Nestlé Considers Reductions in Sales Positions in France cuts, France, Jobs, Nestlé, sales Food and Beverage Business

Nestlé, a global leader in the food industry, is set to eliminate approximately 150 jobs in France while simultaneously outsourcing the marketing of several key brands, according to statements made by a trade union.

Informed by the trade union CFDT Agri-Agro, this strategic move by Nestlé entails the reduction of 148 roles within its sales force in France. This initiative is being portrayed as part of the company’s broader efforts to streamline operations and increase efficiency.

The world’s largest food manufacturer has also indicated its intention to outsource the marketing functions specifically for popular products, including Nestlé cereals, Maggi, and Nesquik. This decision marks a significant shift in how the company plans to manage its brand presence in the French market.

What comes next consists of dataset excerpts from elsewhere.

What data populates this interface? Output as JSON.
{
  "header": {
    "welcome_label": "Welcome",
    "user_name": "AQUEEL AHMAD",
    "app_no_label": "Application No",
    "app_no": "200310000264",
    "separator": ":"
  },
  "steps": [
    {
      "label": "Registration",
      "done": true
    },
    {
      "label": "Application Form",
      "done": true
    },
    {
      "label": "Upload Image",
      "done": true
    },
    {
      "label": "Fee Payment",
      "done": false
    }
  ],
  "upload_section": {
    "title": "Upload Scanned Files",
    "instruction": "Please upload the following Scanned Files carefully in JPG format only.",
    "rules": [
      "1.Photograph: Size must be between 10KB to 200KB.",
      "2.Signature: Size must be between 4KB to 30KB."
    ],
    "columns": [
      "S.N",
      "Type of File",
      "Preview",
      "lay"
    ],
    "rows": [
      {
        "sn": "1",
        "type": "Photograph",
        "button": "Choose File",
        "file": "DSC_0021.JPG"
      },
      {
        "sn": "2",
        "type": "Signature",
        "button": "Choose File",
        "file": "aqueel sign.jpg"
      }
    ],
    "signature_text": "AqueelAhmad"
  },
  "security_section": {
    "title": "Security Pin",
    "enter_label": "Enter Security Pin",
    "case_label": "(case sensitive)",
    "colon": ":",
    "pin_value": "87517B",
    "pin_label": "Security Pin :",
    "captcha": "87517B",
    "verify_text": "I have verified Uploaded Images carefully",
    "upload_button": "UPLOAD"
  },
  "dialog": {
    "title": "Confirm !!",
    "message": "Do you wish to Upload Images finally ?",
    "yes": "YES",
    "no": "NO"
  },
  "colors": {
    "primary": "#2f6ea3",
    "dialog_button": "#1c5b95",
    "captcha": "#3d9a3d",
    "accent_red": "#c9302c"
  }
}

The CFDT asserts that Nestlé’s recent divestment in July of its baby-food assets in France should be viewed as a “pretext” for these changes. They argue that the company is leveraging this sale to justify job cuts and a reduction in its sales team.

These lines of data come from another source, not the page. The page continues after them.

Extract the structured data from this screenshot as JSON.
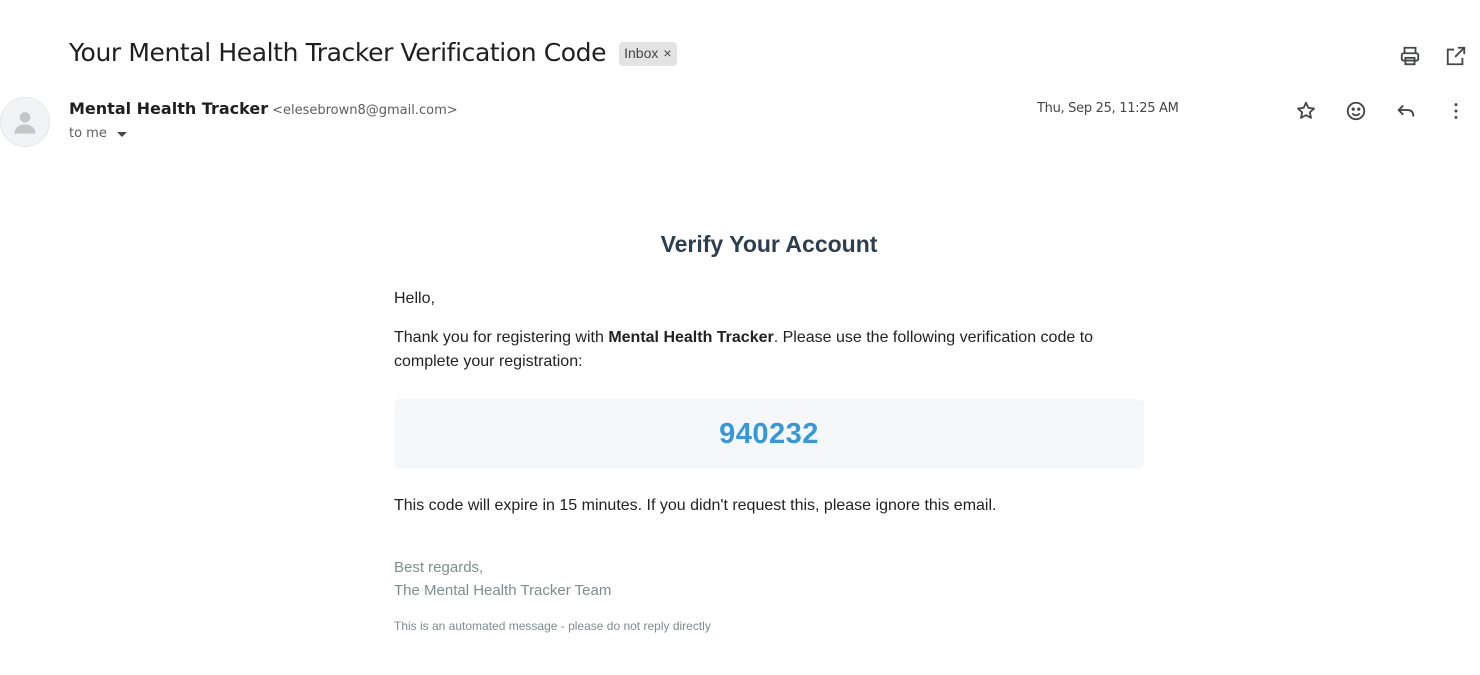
{
  "email": {
    "subject": "Your Mental Health Tracker Verification Code",
    "label": "Inbox",
    "label_remove": "×",
    "sender_name": "Mental Health Tracker",
    "sender_email": "<elesebrown8@gmail.com>",
    "recipient": "to me",
    "date": "Thu, Sep 25, 11:25 AM"
  },
  "icons": {
    "print": "print-icon",
    "open_new_window": "open-in-new-window-icon",
    "star": "star-icon",
    "emoji": "emoji-react-icon",
    "reply": "reply-icon",
    "more": "more-vert-icon",
    "avatar": "person-avatar-icon"
  },
  "body": {
    "heading": "Verify Your Account",
    "greeting": "Hello,",
    "intro_before": "Thank you for registering with ",
    "intro_bold": "Mental Health Tracker",
    "intro_after": ". Please use the following verification code to complete your registration:",
    "code": "940232",
    "expire_note": "This code will expire in 15 minutes. If you didn't request this, please ignore this email.",
    "signoff_1": "Best regards,",
    "signoff_2": "The Mental Health Tracker Team",
    "footnote": "This is an automated message - please do not reply directly"
  },
  "colors": {
    "heading": "#2c3e50",
    "code": "#3498db",
    "code_bg": "#f6f7f8",
    "muted": "#7f8c8d"
  }
}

In response, Nestlé’s branch in France refrained from directly addressing the potential job losses or the specific number of positions affected, stating only that discussions are in progress. “A dialogue is currently ongoing with the unions as part of an information-consultation process, for which a decision is expected to be made by the end of the year. At this stage of the process, it is only a project, and priority is given to the unions,” a representative from Nestlé France commented.

According to the CFDT, a meeting held recently among staff representatives strongly criticized the company’s plans. They expressed concerns by declaring, “This model, presented as a ‘growth project’ by management, is, in fact, very clearly designed to meet the profitability imperatives imposed by the group.”

Nestlé, in its defense, stated that the proposed changes are rooted in a “thorough reflection” of what the Swiss company describes as “a dynamic of changes in our environment.” This includes multiple factors influencing their operational framework, such as “a highly competitive landscape; a deep transformation phase that the retail sector is undergoing in France; and an evolution of our brand portfolio over the past few years.”

The company emphasized the necessity for “an adaptation of the scope of activities covered by the Nestlé France sales force” as a proactive response to the current market dynamics.

Notably, Nestlé executed the sale of its baby-food assets in France to FnB Private Equity back in July. This transaction, covering well-known brands like NaturNes, Babicao, and Babivanille, was completed for an undisclosed sum and signifies a strategic shift in the company’s portfolio management.